AT & T

Key Performance Metrics

  • The review of Net Profit Margin witnessed a surging trend. Net Profit Margin improved from 12.92% in 2016 to 19.59% in 2020.
  • The average EBIT Margin for the period under analysis was 15.14%, with 2018 and 2017 performing the worst and best, respectively.
  • The Asset turnover stood at 0.30 times in 2020 from 0.33 in 2017, implying a low performance on Assets of the business in relation to revenue.
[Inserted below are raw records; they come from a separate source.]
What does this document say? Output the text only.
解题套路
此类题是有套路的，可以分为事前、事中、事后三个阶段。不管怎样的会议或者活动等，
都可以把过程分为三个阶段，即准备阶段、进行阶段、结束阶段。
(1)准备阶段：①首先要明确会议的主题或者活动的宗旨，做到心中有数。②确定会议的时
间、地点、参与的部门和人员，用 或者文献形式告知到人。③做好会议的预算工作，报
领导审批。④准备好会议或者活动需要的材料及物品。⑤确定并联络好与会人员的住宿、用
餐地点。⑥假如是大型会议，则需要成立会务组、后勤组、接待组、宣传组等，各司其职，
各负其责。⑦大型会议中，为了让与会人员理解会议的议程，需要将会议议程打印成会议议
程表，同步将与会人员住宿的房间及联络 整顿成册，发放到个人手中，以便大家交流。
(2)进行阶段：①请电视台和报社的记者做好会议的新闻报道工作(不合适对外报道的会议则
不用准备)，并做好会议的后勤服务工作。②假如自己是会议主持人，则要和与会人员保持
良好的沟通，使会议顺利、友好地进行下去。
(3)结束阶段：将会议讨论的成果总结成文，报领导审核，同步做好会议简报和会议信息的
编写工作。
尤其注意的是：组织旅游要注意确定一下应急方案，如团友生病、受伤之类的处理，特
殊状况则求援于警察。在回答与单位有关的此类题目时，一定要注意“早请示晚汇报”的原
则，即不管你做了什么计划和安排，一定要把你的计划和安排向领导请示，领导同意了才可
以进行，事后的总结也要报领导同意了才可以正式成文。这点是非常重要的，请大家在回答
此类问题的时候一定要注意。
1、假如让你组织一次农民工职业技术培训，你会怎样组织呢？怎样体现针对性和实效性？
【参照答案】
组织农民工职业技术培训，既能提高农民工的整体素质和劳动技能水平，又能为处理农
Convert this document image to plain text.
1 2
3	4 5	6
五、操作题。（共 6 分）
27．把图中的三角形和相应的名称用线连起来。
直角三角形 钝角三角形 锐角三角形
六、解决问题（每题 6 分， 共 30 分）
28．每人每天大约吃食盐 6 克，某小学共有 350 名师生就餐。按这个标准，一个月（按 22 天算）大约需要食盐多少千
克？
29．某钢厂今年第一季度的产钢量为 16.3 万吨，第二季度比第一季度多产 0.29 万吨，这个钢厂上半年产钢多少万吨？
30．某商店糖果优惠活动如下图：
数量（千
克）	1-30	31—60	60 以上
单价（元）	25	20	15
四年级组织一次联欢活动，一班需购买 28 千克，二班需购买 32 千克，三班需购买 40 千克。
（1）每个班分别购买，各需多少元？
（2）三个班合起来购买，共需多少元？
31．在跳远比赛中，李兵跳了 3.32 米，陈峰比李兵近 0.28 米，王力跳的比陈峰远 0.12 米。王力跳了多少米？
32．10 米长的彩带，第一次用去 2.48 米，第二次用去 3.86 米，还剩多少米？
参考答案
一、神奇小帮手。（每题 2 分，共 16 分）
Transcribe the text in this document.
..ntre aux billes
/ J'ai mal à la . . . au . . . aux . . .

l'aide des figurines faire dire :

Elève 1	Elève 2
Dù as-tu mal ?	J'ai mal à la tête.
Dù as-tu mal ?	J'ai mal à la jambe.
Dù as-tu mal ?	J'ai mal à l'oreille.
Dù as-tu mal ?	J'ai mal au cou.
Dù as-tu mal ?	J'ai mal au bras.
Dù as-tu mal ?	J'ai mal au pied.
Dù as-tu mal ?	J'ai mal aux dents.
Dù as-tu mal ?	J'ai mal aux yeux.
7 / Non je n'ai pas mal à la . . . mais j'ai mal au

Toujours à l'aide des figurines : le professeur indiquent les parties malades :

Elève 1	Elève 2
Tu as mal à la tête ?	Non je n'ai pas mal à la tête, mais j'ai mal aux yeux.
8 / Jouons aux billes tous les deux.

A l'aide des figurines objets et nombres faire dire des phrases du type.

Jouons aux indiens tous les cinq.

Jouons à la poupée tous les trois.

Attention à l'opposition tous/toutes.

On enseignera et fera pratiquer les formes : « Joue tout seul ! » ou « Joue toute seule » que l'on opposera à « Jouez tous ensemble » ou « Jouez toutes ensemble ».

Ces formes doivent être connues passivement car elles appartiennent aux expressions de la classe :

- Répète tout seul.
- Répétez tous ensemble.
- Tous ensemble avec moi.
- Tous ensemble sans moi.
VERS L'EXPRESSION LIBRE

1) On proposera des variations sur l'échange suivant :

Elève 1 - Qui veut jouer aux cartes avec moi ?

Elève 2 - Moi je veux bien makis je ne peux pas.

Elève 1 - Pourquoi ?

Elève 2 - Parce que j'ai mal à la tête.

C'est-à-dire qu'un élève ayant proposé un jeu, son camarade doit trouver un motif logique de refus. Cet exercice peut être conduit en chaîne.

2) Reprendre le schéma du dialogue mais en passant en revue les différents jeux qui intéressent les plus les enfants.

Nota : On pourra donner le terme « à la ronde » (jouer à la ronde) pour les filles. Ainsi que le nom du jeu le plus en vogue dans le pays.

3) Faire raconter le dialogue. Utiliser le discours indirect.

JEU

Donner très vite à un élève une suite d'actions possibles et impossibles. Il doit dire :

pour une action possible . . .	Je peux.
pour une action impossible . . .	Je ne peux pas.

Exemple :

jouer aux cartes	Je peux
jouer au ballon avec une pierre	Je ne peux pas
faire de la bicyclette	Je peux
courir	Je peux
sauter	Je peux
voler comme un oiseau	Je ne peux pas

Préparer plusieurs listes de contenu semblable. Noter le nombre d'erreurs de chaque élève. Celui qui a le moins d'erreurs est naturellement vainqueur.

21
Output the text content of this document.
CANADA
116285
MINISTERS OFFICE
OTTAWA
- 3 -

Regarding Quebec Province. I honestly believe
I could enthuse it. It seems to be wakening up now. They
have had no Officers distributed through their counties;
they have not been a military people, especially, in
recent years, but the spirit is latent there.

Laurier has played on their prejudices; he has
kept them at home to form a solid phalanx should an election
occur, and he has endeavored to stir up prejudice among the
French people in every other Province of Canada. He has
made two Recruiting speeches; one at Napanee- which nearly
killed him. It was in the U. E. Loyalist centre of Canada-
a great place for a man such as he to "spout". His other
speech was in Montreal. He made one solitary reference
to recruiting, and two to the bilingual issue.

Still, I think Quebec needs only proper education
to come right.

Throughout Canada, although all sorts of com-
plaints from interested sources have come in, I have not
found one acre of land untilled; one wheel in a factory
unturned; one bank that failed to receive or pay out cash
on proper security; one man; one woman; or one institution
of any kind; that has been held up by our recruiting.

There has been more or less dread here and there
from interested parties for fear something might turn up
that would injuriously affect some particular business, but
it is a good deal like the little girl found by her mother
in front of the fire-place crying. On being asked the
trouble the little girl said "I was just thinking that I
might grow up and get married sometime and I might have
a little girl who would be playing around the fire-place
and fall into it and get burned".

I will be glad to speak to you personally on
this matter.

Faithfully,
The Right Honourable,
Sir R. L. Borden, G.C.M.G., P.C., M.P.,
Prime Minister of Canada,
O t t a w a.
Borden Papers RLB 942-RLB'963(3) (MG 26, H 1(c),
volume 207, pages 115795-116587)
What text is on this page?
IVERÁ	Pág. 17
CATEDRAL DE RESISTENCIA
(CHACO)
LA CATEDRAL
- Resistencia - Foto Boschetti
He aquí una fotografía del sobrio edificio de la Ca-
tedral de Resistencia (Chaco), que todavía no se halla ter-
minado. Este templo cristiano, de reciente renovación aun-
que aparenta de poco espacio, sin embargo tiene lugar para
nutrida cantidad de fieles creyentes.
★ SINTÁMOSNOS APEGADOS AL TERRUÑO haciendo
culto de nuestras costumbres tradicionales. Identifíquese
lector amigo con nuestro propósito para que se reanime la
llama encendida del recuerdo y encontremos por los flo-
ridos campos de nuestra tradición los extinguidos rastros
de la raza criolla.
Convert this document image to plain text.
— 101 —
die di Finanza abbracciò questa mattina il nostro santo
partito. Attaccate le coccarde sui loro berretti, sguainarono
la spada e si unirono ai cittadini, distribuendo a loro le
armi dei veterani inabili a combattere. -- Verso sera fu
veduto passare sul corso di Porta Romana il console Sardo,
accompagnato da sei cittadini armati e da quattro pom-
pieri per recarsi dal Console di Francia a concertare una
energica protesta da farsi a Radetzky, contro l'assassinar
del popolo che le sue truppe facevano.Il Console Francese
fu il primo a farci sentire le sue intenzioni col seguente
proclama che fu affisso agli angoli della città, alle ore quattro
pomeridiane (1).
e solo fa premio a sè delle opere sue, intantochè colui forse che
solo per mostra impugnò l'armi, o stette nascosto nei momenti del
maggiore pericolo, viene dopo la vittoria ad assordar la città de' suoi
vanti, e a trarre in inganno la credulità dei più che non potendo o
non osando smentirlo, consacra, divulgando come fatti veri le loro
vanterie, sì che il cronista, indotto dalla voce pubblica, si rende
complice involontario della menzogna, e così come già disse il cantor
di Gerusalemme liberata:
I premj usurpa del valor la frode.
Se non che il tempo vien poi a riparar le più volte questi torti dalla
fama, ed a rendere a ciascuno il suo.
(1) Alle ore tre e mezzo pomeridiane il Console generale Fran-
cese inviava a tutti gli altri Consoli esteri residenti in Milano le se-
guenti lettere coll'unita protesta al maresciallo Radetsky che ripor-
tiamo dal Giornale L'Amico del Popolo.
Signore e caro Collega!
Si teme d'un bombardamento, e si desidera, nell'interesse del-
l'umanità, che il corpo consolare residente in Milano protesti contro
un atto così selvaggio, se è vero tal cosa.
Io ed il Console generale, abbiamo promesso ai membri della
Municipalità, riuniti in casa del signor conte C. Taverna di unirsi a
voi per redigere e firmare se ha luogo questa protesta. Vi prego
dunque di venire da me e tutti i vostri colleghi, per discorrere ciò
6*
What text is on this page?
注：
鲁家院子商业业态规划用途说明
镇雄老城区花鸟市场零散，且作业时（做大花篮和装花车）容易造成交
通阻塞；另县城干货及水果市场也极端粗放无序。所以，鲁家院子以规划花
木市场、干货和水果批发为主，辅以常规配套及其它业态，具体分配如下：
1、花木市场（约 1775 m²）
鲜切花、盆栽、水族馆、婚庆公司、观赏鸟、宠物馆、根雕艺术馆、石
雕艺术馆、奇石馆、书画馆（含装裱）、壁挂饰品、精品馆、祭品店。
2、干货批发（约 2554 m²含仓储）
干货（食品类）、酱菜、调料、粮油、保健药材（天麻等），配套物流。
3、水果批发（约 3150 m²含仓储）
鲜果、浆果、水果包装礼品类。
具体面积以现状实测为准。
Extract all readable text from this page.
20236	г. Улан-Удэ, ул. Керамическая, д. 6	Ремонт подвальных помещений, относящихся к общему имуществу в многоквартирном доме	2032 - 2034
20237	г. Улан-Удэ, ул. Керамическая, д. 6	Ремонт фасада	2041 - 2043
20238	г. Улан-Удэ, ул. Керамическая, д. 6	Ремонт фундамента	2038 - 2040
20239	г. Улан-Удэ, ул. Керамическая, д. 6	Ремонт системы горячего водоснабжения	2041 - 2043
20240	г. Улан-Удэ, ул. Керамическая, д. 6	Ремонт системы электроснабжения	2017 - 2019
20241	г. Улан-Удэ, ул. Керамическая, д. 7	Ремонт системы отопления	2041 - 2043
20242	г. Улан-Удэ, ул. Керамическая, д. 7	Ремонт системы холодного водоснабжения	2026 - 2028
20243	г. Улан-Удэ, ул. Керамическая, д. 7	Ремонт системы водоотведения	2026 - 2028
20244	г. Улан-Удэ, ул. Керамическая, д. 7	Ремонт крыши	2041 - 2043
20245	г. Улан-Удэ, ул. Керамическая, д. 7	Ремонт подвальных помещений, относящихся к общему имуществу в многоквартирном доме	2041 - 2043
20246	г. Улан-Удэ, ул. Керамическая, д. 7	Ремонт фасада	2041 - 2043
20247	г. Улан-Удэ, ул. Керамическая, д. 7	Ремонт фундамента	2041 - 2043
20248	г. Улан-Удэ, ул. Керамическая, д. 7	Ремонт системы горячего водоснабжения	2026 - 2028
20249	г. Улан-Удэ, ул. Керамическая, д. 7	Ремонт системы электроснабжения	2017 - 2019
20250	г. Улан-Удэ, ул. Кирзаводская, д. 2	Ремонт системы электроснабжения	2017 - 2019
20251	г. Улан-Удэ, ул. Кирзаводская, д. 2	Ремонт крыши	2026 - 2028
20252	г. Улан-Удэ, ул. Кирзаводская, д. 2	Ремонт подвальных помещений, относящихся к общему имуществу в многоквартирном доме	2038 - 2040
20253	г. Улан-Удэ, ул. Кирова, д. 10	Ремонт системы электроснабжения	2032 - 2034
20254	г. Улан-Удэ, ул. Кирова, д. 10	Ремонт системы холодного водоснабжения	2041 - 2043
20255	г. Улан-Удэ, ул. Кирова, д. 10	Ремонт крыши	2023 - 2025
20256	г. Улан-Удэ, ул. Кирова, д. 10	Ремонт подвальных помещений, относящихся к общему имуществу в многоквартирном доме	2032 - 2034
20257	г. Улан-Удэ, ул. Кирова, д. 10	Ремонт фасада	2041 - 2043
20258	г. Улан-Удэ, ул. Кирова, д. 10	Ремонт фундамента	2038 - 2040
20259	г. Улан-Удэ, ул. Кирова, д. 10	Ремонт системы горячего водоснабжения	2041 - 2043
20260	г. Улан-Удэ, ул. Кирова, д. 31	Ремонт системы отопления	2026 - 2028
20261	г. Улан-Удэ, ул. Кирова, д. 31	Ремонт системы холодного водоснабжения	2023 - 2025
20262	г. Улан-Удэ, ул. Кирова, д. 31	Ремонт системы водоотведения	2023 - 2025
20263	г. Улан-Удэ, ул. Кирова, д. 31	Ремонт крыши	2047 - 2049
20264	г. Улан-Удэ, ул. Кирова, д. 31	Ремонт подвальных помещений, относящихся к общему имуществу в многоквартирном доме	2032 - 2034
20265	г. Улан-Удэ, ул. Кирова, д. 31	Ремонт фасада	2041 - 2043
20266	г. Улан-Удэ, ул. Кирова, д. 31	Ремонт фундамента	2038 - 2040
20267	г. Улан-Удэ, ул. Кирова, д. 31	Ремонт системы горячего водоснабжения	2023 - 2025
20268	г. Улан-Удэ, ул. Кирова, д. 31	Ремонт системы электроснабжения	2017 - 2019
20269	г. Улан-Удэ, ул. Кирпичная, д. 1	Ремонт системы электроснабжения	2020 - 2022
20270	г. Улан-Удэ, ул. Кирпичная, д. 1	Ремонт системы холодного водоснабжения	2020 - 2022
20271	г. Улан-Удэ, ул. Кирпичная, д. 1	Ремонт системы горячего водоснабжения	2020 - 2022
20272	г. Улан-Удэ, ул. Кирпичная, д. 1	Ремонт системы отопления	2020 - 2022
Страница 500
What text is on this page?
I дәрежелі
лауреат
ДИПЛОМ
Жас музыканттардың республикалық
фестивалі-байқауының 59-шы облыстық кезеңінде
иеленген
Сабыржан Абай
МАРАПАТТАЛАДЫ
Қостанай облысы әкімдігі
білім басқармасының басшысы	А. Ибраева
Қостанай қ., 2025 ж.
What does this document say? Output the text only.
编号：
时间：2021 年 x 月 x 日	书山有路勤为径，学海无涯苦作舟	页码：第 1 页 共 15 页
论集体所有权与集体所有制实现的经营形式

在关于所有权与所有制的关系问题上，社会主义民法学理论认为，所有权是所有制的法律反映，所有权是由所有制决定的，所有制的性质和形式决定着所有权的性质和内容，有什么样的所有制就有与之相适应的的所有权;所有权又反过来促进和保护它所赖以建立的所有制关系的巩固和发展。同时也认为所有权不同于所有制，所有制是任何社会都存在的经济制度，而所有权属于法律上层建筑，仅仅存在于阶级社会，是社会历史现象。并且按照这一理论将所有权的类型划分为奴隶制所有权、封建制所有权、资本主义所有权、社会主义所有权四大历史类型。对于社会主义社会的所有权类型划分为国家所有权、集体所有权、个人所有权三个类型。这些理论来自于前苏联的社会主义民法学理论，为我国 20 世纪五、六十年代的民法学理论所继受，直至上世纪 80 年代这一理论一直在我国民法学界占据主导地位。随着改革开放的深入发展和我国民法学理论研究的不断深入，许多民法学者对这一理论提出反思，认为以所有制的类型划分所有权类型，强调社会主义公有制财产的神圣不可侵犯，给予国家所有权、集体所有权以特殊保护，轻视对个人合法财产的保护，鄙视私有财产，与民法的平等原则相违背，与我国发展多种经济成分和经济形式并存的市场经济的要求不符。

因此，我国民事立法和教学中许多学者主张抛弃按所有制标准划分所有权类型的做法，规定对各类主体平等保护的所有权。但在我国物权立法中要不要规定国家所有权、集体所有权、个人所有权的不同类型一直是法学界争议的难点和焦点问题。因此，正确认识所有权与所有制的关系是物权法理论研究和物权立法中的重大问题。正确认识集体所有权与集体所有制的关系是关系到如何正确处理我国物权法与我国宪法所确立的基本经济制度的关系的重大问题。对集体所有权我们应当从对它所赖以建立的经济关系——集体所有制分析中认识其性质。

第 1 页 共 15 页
  • The revenue of AT & T has increased year on year. The revenue increased by 17.2% between 2016 and 2017 and a further 20.8% increase was recorded between 2017 and 2018. There also occurred an increase of 15% between 2019 and 2020 (the current period). 
  • AT & T’s performance in profitability looks good as the return on capital employed also recorded good performance during the period of analysis.


  • The company’s result in liquidity looks poor, as current ratiodecreased from 1.43:1 to 1.33:1 on the last year. Which implies that the company does not have enough assets to settle its current liabilities.

Capital Structure

  • AT & T is both equity and debt financed.


  • The debt-to-equity (D/E) ratio has been increasing year on year. The gearing position of the company appears to be lhigh as it stood at 251% in the current year.